Dimple, Top, and Bake

Preheat your oven to 230°C (fan 210°C). When the dough is visibly puffed, drizzle another 2 tablespoons of olive oil over the top. Now press your fingers firmly into the dough all over, creating deep dimples — go all the way down to the base of the pan. This is the most satisfying step. The dimples hold pools of olive oil during baking, creating those characteristic golden craters.

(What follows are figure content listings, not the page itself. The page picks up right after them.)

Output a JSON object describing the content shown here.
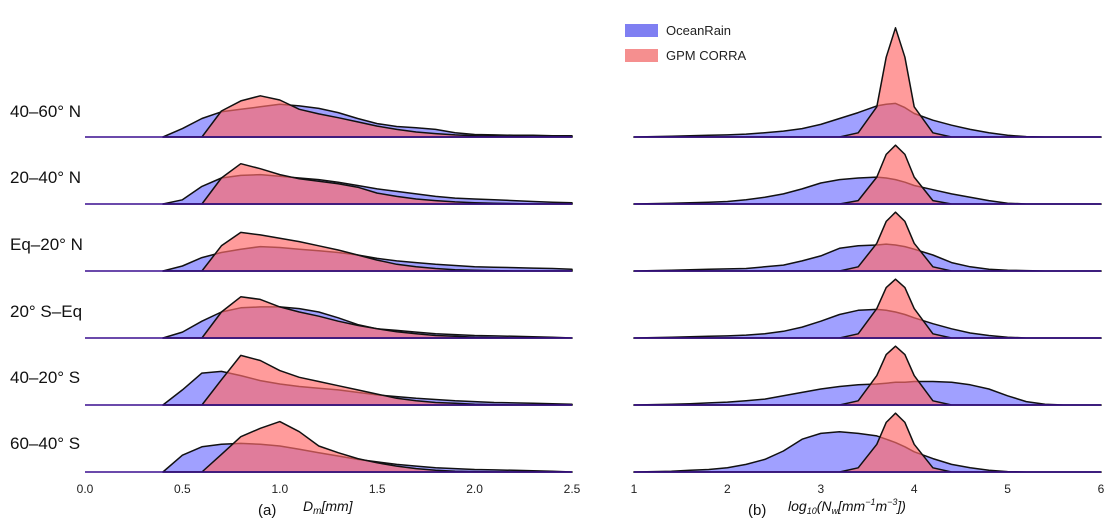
{
  "chart_data": [
    {
      "type": "area",
      "panel_label": "(a)",
      "xlabel": "D_m[mm]",
      "xlim": [
        0,
        2.5
      ],
      "xticks": [
        "0.0",
        "0.5",
        "1.0",
        "1.5",
        "2.0",
        "2.5"
      ],
      "x": [
        0.4,
        0.5,
        0.6,
        0.7,
        0.8,
        0.9,
        1.0,
        1.1,
        1.2,
        1.3,
        1.4,
        1.5,
        1.6,
        1.7,
        1.8,
        1.9,
        2.0,
        2.1,
        2.2,
        2.3,
        2.4,
        2.5
      ],
      "rows": [
        {
          "label": "40–60° N",
          "OceanRain": [
            0.0,
            0.2,
            0.44,
            0.6,
            0.66,
            0.72,
            0.78,
            0.74,
            0.68,
            0.58,
            0.44,
            0.32,
            0.25,
            0.22,
            0.18,
            0.1,
            0.06,
            0.05,
            0.04,
            0.04,
            0.03,
            0.03
          ],
          "GPM CORRA": [
            0.0,
            0.0,
            0.0,
            0.62,
            0.86,
            0.98,
            0.88,
            0.66,
            0.55,
            0.46,
            0.36,
            0.26,
            0.18,
            0.12,
            0.08,
            0.05,
            0.03,
            0.02,
            0.01,
            0.0,
            0.0,
            0.0
          ]
        },
        {
          "label": "20–40° N",
          "OceanRain": [
            0.0,
            0.1,
            0.42,
            0.62,
            0.68,
            0.7,
            0.66,
            0.62,
            0.58,
            0.52,
            0.44,
            0.36,
            0.3,
            0.24,
            0.18,
            0.14,
            0.12,
            0.1,
            0.08,
            0.06,
            0.04,
            0.03
          ],
          "GPM CORRA": [
            0.0,
            0.0,
            0.0,
            0.62,
            0.96,
            0.84,
            0.7,
            0.6,
            0.54,
            0.48,
            0.4,
            0.26,
            0.18,
            0.12,
            0.08,
            0.05,
            0.03,
            0.02,
            0.01,
            0.0,
            0.0,
            0.0
          ]
        },
        {
          "label": "Eq–20° N",
          "OceanRain": [
            0.0,
            0.12,
            0.32,
            0.44,
            0.52,
            0.58,
            0.56,
            0.52,
            0.48,
            0.44,
            0.38,
            0.3,
            0.24,
            0.2,
            0.16,
            0.13,
            0.1,
            0.09,
            0.08,
            0.07,
            0.06,
            0.04
          ],
          "GPM CORRA": [
            0.0,
            0.0,
            0.0,
            0.6,
            0.92,
            0.86,
            0.78,
            0.7,
            0.6,
            0.5,
            0.38,
            0.26,
            0.16,
            0.1,
            0.06,
            0.03,
            0.02,
            0.01,
            0.0,
            0.0,
            0.0,
            0.0
          ]
        },
        {
          "label": "20° S–Eq",
          "OceanRain": [
            0.0,
            0.14,
            0.4,
            0.62,
            0.72,
            0.74,
            0.74,
            0.7,
            0.62,
            0.48,
            0.32,
            0.22,
            0.18,
            0.14,
            0.1,
            0.08,
            0.06,
            0.05,
            0.04,
            0.03,
            0.02,
            0.0
          ],
          "GPM CORRA": [
            0.0,
            0.0,
            0.0,
            0.62,
            0.98,
            0.92,
            0.74,
            0.62,
            0.52,
            0.4,
            0.3,
            0.22,
            0.15,
            0.1,
            0.06,
            0.04,
            0.02,
            0.01,
            0.0,
            0.0,
            0.0,
            0.0
          ]
        },
        {
          "label": "40–20° S",
          "OceanRain": [
            0.0,
            0.36,
            0.76,
            0.8,
            0.7,
            0.58,
            0.5,
            0.44,
            0.4,
            0.36,
            0.3,
            0.24,
            0.2,
            0.16,
            0.13,
            0.1,
            0.08,
            0.06,
            0.05,
            0.04,
            0.03,
            0.02
          ],
          "GPM CORRA": [
            0.0,
            0.0,
            0.0,
            0.6,
            1.18,
            1.06,
            0.82,
            0.66,
            0.56,
            0.46,
            0.36,
            0.26,
            0.16,
            0.1,
            0.06,
            0.04,
            0.02,
            0.01,
            0.0,
            0.0,
            0.0,
            0.0
          ]
        },
        {
          "label": "60–40° S",
          "OceanRain": [
            0.0,
            0.4,
            0.6,
            0.66,
            0.68,
            0.66,
            0.62,
            0.54,
            0.46,
            0.38,
            0.3,
            0.24,
            0.18,
            0.14,
            0.1,
            0.08,
            0.06,
            0.05,
            0.04,
            0.03,
            0.02,
            0.0
          ],
          "GPM CORRA": [
            0.0,
            0.0,
            0.0,
            0.42,
            0.84,
            1.04,
            1.2,
            0.96,
            0.62,
            0.46,
            0.32,
            0.22,
            0.14,
            0.08,
            0.04,
            0.02,
            0.01,
            0.0,
            0.0,
            0.0,
            0.0,
            0.0
          ]
        }
      ]
    },
    {
      "type": "area",
      "panel_label": "(b)",
      "xlabel": "log_10(N_w[mm^-1 m^-3])",
      "xlim": [
        1,
        6
      ],
      "xticks": [
        "1",
        "2",
        "3",
        "4",
        "5",
        "6"
      ],
      "x": [
        1.0,
        1.2,
        1.4,
        1.6,
        1.8,
        2.0,
        2.2,
        2.4,
        2.6,
        2.8,
        3.0,
        3.2,
        3.4,
        3.6,
        3.7,
        3.8,
        3.9,
        4.0,
        4.2,
        4.4,
        4.6,
        4.8,
        5.0,
        5.2,
        5.4,
        5.6,
        5.8,
        6.0
      ],
      "rows": [
        {
          "label": "40–60° N",
          "OceanRain": [
            0.0,
            0.01,
            0.02,
            0.03,
            0.04,
            0.05,
            0.07,
            0.1,
            0.14,
            0.2,
            0.3,
            0.44,
            0.58,
            0.74,
            0.78,
            0.8,
            0.7,
            0.56,
            0.4,
            0.28,
            0.18,
            0.1,
            0.04,
            0.01,
            0.0,
            0.0,
            0.0,
            0.0
          ],
          "GPM CORRA": [
            0.0,
            0.0,
            0.0,
            0.0,
            0.0,
            0.0,
            0.0,
            0.0,
            0.0,
            0.0,
            0.0,
            0.0,
            0.1,
            0.72,
            1.9,
            2.6,
            1.9,
            0.72,
            0.1,
            0.0,
            0.0,
            0.0,
            0.0,
            0.0,
            0.0,
            0.0,
            0.0,
            0.0
          ]
        },
        {
          "label": "20–40° N",
          "OceanRain": [
            0.0,
            0.01,
            0.02,
            0.03,
            0.04,
            0.06,
            0.1,
            0.16,
            0.24,
            0.36,
            0.5,
            0.58,
            0.62,
            0.64,
            0.62,
            0.58,
            0.52,
            0.44,
            0.34,
            0.24,
            0.16,
            0.08,
            0.02,
            0.0,
            0.0,
            0.0,
            0.0,
            0.0
          ],
          "GPM CORRA": [
            0.0,
            0.0,
            0.0,
            0.0,
            0.0,
            0.0,
            0.0,
            0.0,
            0.0,
            0.0,
            0.0,
            0.0,
            0.08,
            0.64,
            1.18,
            1.4,
            1.18,
            0.64,
            0.08,
            0.0,
            0.0,
            0.0,
            0.0,
            0.0,
            0.0,
            0.0,
            0.0,
            0.0
          ]
        },
        {
          "label": "Eq–20° N",
          "OceanRain": [
            0.0,
            0.01,
            0.02,
            0.03,
            0.04,
            0.05,
            0.06,
            0.1,
            0.14,
            0.24,
            0.36,
            0.54,
            0.6,
            0.62,
            0.64,
            0.62,
            0.58,
            0.52,
            0.38,
            0.2,
            0.1,
            0.04,
            0.02,
            0.01,
            0.0,
            0.0,
            0.0,
            0.0
          ],
          "GPM CORRA": [
            0.0,
            0.0,
            0.0,
            0.0,
            0.0,
            0.0,
            0.0,
            0.0,
            0.0,
            0.0,
            0.0,
            0.0,
            0.1,
            0.66,
            1.18,
            1.4,
            1.18,
            0.66,
            0.1,
            0.0,
            0.0,
            0.0,
            0.0,
            0.0,
            0.0,
            0.0,
            0.0,
            0.0
          ]
        },
        {
          "label": "20° S–Eq",
          "OceanRain": [
            0.0,
            0.01,
            0.02,
            0.03,
            0.04,
            0.05,
            0.07,
            0.1,
            0.16,
            0.26,
            0.4,
            0.56,
            0.66,
            0.68,
            0.66,
            0.62,
            0.56,
            0.48,
            0.34,
            0.22,
            0.12,
            0.06,
            0.02,
            0.0,
            0.0,
            0.0,
            0.0,
            0.0
          ],
          "GPM CORRA": [
            0.0,
            0.0,
            0.0,
            0.0,
            0.0,
            0.0,
            0.0,
            0.0,
            0.0,
            0.0,
            0.0,
            0.0,
            0.1,
            0.7,
            1.2,
            1.4,
            1.2,
            0.7,
            0.1,
            0.0,
            0.0,
            0.0,
            0.0,
            0.0,
            0.0,
            0.0,
            0.0,
            0.0
          ]
        },
        {
          "label": "40–20° S",
          "OceanRain": [
            0.0,
            0.01,
            0.02,
            0.03,
            0.05,
            0.07,
            0.1,
            0.14,
            0.22,
            0.3,
            0.38,
            0.44,
            0.48,
            0.5,
            0.52,
            0.54,
            0.54,
            0.56,
            0.56,
            0.54,
            0.48,
            0.38,
            0.22,
            0.08,
            0.02,
            0.0,
            0.0,
            0.0
          ],
          "GPM CORRA": [
            0.0,
            0.0,
            0.0,
            0.0,
            0.0,
            0.0,
            0.0,
            0.0,
            0.0,
            0.0,
            0.0,
            0.0,
            0.1,
            0.7,
            1.2,
            1.4,
            1.2,
            0.7,
            0.1,
            0.0,
            0.0,
            0.0,
            0.0,
            0.0,
            0.0,
            0.0,
            0.0,
            0.0
          ]
        },
        {
          "label": "60–40° S",
          "OceanRain": [
            0.0,
            0.01,
            0.02,
            0.04,
            0.06,
            0.1,
            0.18,
            0.3,
            0.5,
            0.78,
            0.92,
            0.96,
            0.92,
            0.86,
            0.78,
            0.7,
            0.6,
            0.48,
            0.32,
            0.18,
            0.1,
            0.04,
            0.01,
            0.0,
            0.0,
            0.0,
            0.0,
            0.0
          ],
          "GPM CORRA": [
            0.0,
            0.0,
            0.0,
            0.0,
            0.0,
            0.0,
            0.0,
            0.0,
            0.0,
            0.0,
            0.0,
            0.0,
            0.1,
            0.66,
            1.18,
            1.4,
            1.18,
            0.66,
            0.1,
            0.0,
            0.0,
            0.0,
            0.0,
            0.0,
            0.0,
            0.0,
            0.0,
            0.0
          ]
        }
      ]
    }
  ],
  "legend": {
    "placement": "top-left of panel (b)",
    "items": [
      {
        "name": "OceanRain",
        "color": "#7f7ff2"
      },
      {
        "name": "GPM CORRA",
        "color": "#f58f8f"
      }
    ]
  },
  "colors": {
    "OceanRain": "#6666ff",
    "GPM CORRA": "#ff6b6b",
    "baseline": "#3a0f8f",
    "outline": "#111111"
  },
  "row_labels": [
    "40–60° N",
    "20–40° N",
    "Eq–20° N",
    "20° S–Eq",
    "40–20° S",
    "60–40° S"
  ],
  "panel_labels": {
    "a": "(a)",
    "b": "(b)"
  }
}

Immediately push rosemary sprigs into the dimples and scatter flaky sea salt generously. Bake at 230°C for 22–25 minutes until the top is golden brown and the edges are pulling away from the sides. The bottom should be deeply golden — lift a corner to check.

6

Cool and Slice

Remove from the oven and let it sit in the pan for 5 minutes, then transfer to a wire rack. If you can hear it sizzling, that's the bottom crust crisping even further — perfect. Slice into squares or rectangles and serve warm. Outstanding alongside soup, as a sandwich base, or simply dipped in more olive oil with balsamic vinegar.

Topping Variations

Focaccia is endlessly versatile. Once you master the base, try these toppings instead of (or alongside) rosemary:

  • Olives and sun-dried tomatoes — press them into the dimples before baking
  • Caramelised onions and thyme — spread on top just before baking
  • Potato and red onion — thinly sliced and layered on top with a drizzle of oil
  • Cheese pull-apart — deeply dimple and press cubes of mozzarella into each hole
  • Everything bagel seasoning — after the olive oil drizzle, sprinkle the blend liberally

Pro Tips

  • Don't be shy with the oil. 50ml for the pan sounds like a lot. It's correct. That's what creates the fried base.
  • Wet hands, always. Dip your hands in water before every touch. Dry hands tear this dough apart.
  • Overnight = better flavour. Refrigerating the dough overnight after the first fold set produces a substantially more complex, slightly tangy focaccia.
  • Hot oven is non-negotiable. Low temperatures = pale, doughy focaccia. It needs 230°C minimum.

Storage

Focaccia is best the day it's made. It stays good for 2 days in an airtight container at room temperature. Reheat in a 200°C oven for 5 minutes to revive the crust. It also freezes beautifully — slice before freezing and toast directly from frozen.